A hemi-spherical swimming pool has a radius of 10 meters and is completely full of water. A stone is dropped into the pool, at the center of the surface of the water, and falls vertically at a constant rate of one meter every five seconds. A light at the edge of the pool casts a shadow of the stone on the opposite side of the pool, as shown in the accompanying diagram. Find the rate at which the shadow is moving along the side of the pool at the instant when the stone lies at a depth of 5 meters. [HINT: You may use the fact that, in the accompanying diagram,θ = 2α .]

Think about s=r{\theta} and {\alpha}=\frac{\theta}{2}

I tried it... it's of a too high level for me. Nevertheless, I pretty sure there're is sine involved... or another trig...

0.32 m/s.

Sorry no time to post calculations in Math type format.

Will show my work once I get round to typing in whatever format is used to post math equations...

I tried it... it's of a too high level for me. Nevertheless, I pretty sure there're is sine involved...

I used tan instead of sine. tan({\alpha})=\frac{D}{10}

S=2r{\alpha}

\frac{dS}{dt}=20\frac{d{\alpha}}{dt}

Now, find \frac{d{\alpha}}{dt} and it's done.

Thanks Chris! Just didn't how to proceed! I just realised that that question involved implicit differentiation...

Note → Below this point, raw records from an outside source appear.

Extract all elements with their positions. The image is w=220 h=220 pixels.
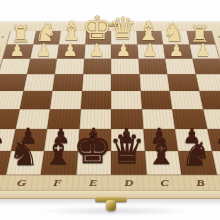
black-rook[interactable]: ♜ xyxy=(0,140,5,170)
file-label: F xyxy=(39,177,76,188)
file-label: E xyxy=(75,177,111,188)
board-square[interactable] xyxy=(83,59,111,74)
file-label: G xyxy=(3,177,41,188)
board-square[interactable] xyxy=(111,91,142,109)
white-pawn[interactable]: ♟ xyxy=(168,42,185,59)
board-square[interactable] xyxy=(111,59,139,74)
black-knight[interactable]: ♞ xyxy=(179,136,213,170)
chess-set-photo: HGFEDCBA1122334455667788 ♜♞♝♛♚♝♞♜♟♟♟♟♟♟♟… xyxy=(0,0,220,220)
board-square[interactable] xyxy=(0,59,30,74)
white-pawn[interactable]: ♟ xyxy=(141,42,158,59)
file-label: B xyxy=(182,177,220,188)
board-square[interactable] xyxy=(111,74,140,91)
white-pawn[interactable]: ♟ xyxy=(88,42,105,59)
board-square[interactable] xyxy=(199,91,220,109)
board-square[interactable] xyxy=(165,59,195,74)
board-square[interactable] xyxy=(55,59,84,74)
board-square[interactable] xyxy=(138,59,167,74)
black-bishop[interactable]: ♝ xyxy=(41,134,77,170)
rank-label-left: 1 xyxy=(0,35,8,40)
black-bishop[interactable]: ♝ xyxy=(144,134,180,170)
board-square[interactable] xyxy=(192,59,220,74)
latch-knob xyxy=(106,200,116,211)
board-square[interactable] xyxy=(167,74,199,91)
black-rook[interactable]: ♜ xyxy=(215,140,220,170)
file-label: D xyxy=(111,177,147,188)
file-label: C xyxy=(146,177,183,188)
white-pawn[interactable]: ♟ xyxy=(115,42,132,59)
board-square[interactable] xyxy=(19,91,52,109)
board-square[interactable] xyxy=(50,91,82,109)
board-square[interactable] xyxy=(82,74,111,91)
brass-latch-icon xyxy=(95,195,127,213)
board-square[interactable] xyxy=(80,91,111,109)
black-knight[interactable]: ♞ xyxy=(7,136,41,170)
board-square[interactable] xyxy=(52,74,82,91)
board-square[interactable] xyxy=(23,74,55,91)
rank-label-right: 2 xyxy=(218,49,220,54)
black-king[interactable]: ♚ xyxy=(71,126,115,170)
white-pawn[interactable]: ♟ xyxy=(62,42,79,59)
board-square[interactable] xyxy=(139,74,169,91)
board-square[interactable] xyxy=(170,91,203,109)
white-pawn[interactable]: ♟ xyxy=(9,42,26,59)
white-pawn[interactable]: ♟ xyxy=(35,42,52,59)
board-square[interactable] xyxy=(140,91,172,109)
board-square[interactable] xyxy=(27,59,57,74)
rank-label-right: 1 xyxy=(214,35,220,40)
board-square[interactable] xyxy=(195,74,220,91)
white-pawn[interactable]: ♟ xyxy=(194,42,211,59)
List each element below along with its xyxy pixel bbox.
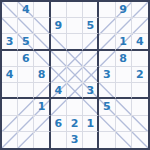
given-digit: 3 [6,35,14,48]
cell-r7c4[interactable]: 2 [67,116,83,132]
cell-r1c4[interactable] [67,18,83,34]
given-digit: 1 [86,117,94,130]
cell-r0c5[interactable] [83,2,99,18]
cell-r3c6[interactable] [99,51,115,67]
cell-r0c0[interactable] [2,2,18,18]
cell-r5c2[interactable] [34,83,50,99]
cell-r3c1[interactable]: 6 [18,51,34,67]
given-digit: 3 [103,68,111,81]
cell-r1c5[interactable]: 5 [83,18,99,34]
given-digit: 3 [71,133,79,146]
cell-r6c7[interactable] [116,99,132,115]
cell-r1c3[interactable]: 9 [51,18,67,34]
sudoku-grid: 4995351468483243156213 [2,2,148,148]
cell-r1c8[interactable] [132,18,148,34]
cell-r2c1[interactable]: 5 [18,34,34,50]
cell-r6c4[interactable] [67,99,83,115]
given-digit: 1 [119,35,127,48]
given-digit: 5 [22,35,30,48]
cell-r7c3[interactable]: 6 [51,116,67,132]
cell-r7c2[interactable] [34,116,50,132]
cell-r0c7[interactable]: 9 [116,2,132,18]
cell-r7c1[interactable] [18,116,34,132]
cell-r5c8[interactable] [132,83,148,99]
cell-r0c1[interactable]: 4 [18,2,34,18]
cell-r8c2[interactable] [34,132,50,148]
cell-r6c8[interactable] [132,99,148,115]
cell-r3c5[interactable] [83,51,99,67]
cell-r6c3[interactable] [51,99,67,115]
cell-r0c4[interactable] [67,2,83,18]
given-digit: 4 [22,3,30,16]
given-digit: 8 [38,68,46,81]
cell-r4c0[interactable]: 4 [2,67,18,83]
cell-r2c2[interactable] [34,34,50,50]
given-digit: 8 [119,52,127,65]
cell-r4c7[interactable] [116,67,132,83]
cell-r3c0[interactable] [2,51,18,67]
cell-r4c8[interactable]: 2 [132,67,148,83]
cell-r4c1[interactable] [18,67,34,83]
cell-r3c8[interactable] [132,51,148,67]
cell-r4c5[interactable] [83,67,99,83]
cell-r0c8[interactable] [132,2,148,18]
cell-r1c7[interactable] [116,18,132,34]
cell-r1c2[interactable] [34,18,50,34]
cell-r7c8[interactable] [132,116,148,132]
cell-r4c2[interactable]: 8 [34,67,50,83]
cell-r6c0[interactable] [2,99,18,115]
cell-r8c5[interactable] [83,132,99,148]
given-digit: 1 [38,100,46,113]
given-digit: 9 [119,3,127,16]
cell-r8c4[interactable]: 3 [67,132,83,148]
cell-r6c5[interactable] [83,99,99,115]
cell-r1c0[interactable] [2,18,18,34]
cell-r2c4[interactable] [67,34,83,50]
given-digit: 6 [54,117,62,130]
given-digit: 6 [22,52,30,65]
cell-r5c3[interactable]: 4 [51,83,67,99]
cell-r4c4[interactable] [67,67,83,83]
cell-r3c3[interactable] [51,51,67,67]
cell-r5c4[interactable] [67,83,83,99]
cell-r2c3[interactable] [51,34,67,50]
cell-r0c3[interactable] [51,2,67,18]
cell-r8c6[interactable] [99,132,115,148]
cell-r2c6[interactable] [99,34,115,50]
cell-r7c6[interactable] [99,116,115,132]
cell-r8c3[interactable] [51,132,67,148]
cell-r0c6[interactable] [99,2,115,18]
cell-r4c6[interactable]: 3 [99,67,115,83]
cell-r5c0[interactable] [2,83,18,99]
cell-r2c0[interactable]: 3 [2,34,18,50]
cell-r2c8[interactable]: 4 [132,34,148,50]
given-digit: 5 [86,19,94,32]
cell-r7c5[interactable]: 1 [83,116,99,132]
sudoku-board: 4995351468483243156213 [0,0,150,150]
cell-r5c6[interactable] [99,83,115,99]
cell-r3c4[interactable] [67,51,83,67]
cell-r5c7[interactable] [116,83,132,99]
given-digit: 2 [136,68,144,81]
cell-r7c7[interactable] [116,116,132,132]
given-digit: 4 [6,68,14,81]
cell-r1c6[interactable] [99,18,115,34]
given-digit: 2 [71,117,79,130]
cell-r2c7[interactable]: 1 [116,34,132,50]
cell-r0c2[interactable] [34,2,50,18]
cell-r8c7[interactable] [116,132,132,148]
cell-r3c2[interactable] [34,51,50,67]
given-digit: 5 [103,100,111,113]
cell-r6c6[interactable]: 5 [99,99,115,115]
cell-r8c1[interactable] [18,132,34,148]
cell-r1c1[interactable] [18,18,34,34]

EDIT: Oops, you just posted before mine appeared... I got it, thanks to Chris... :)

Here is the solution I came up with:

Remember the old circle geometry theorem which says that {\theta}=2{\alpha}, as in the hint?

We know that s=r{\theta}. Therefore, s=2r{\alpha}

We are told that r=10. So, it is a constant.

\frac{ds}{dt}=20\frac{d{\alpha}}{dt}... [1]

From the problem statement, ds/dt is what we want. So, we have to find \frac{d{\alpha}}{dt}, plug it in and we have it.

tan({\alpha})=\frac{D}{10}

sec^{2}({\alpha})\frac{d{\alpha}}{dt}=\frac{1}{10} \frac{dD}{dt}

we are told that dD/dt=1/5 meter per second.

When D=5, then sec^{2}(tan^{-1}(\frac{1}{2}))\frac{d{\alpha}}{dt}=\frac{1}{10} \;\ \cdot \;\ \frac{1}{5}

Solving, we find that \frac{d{\alpha}}{dt}=\frac{2}{125}

Plug into the [1] and we get \frac{ds}{dt}=\frac{8}{25} \;\ \frac{m}{sec}=.32.

Which agrees with Chris's solution.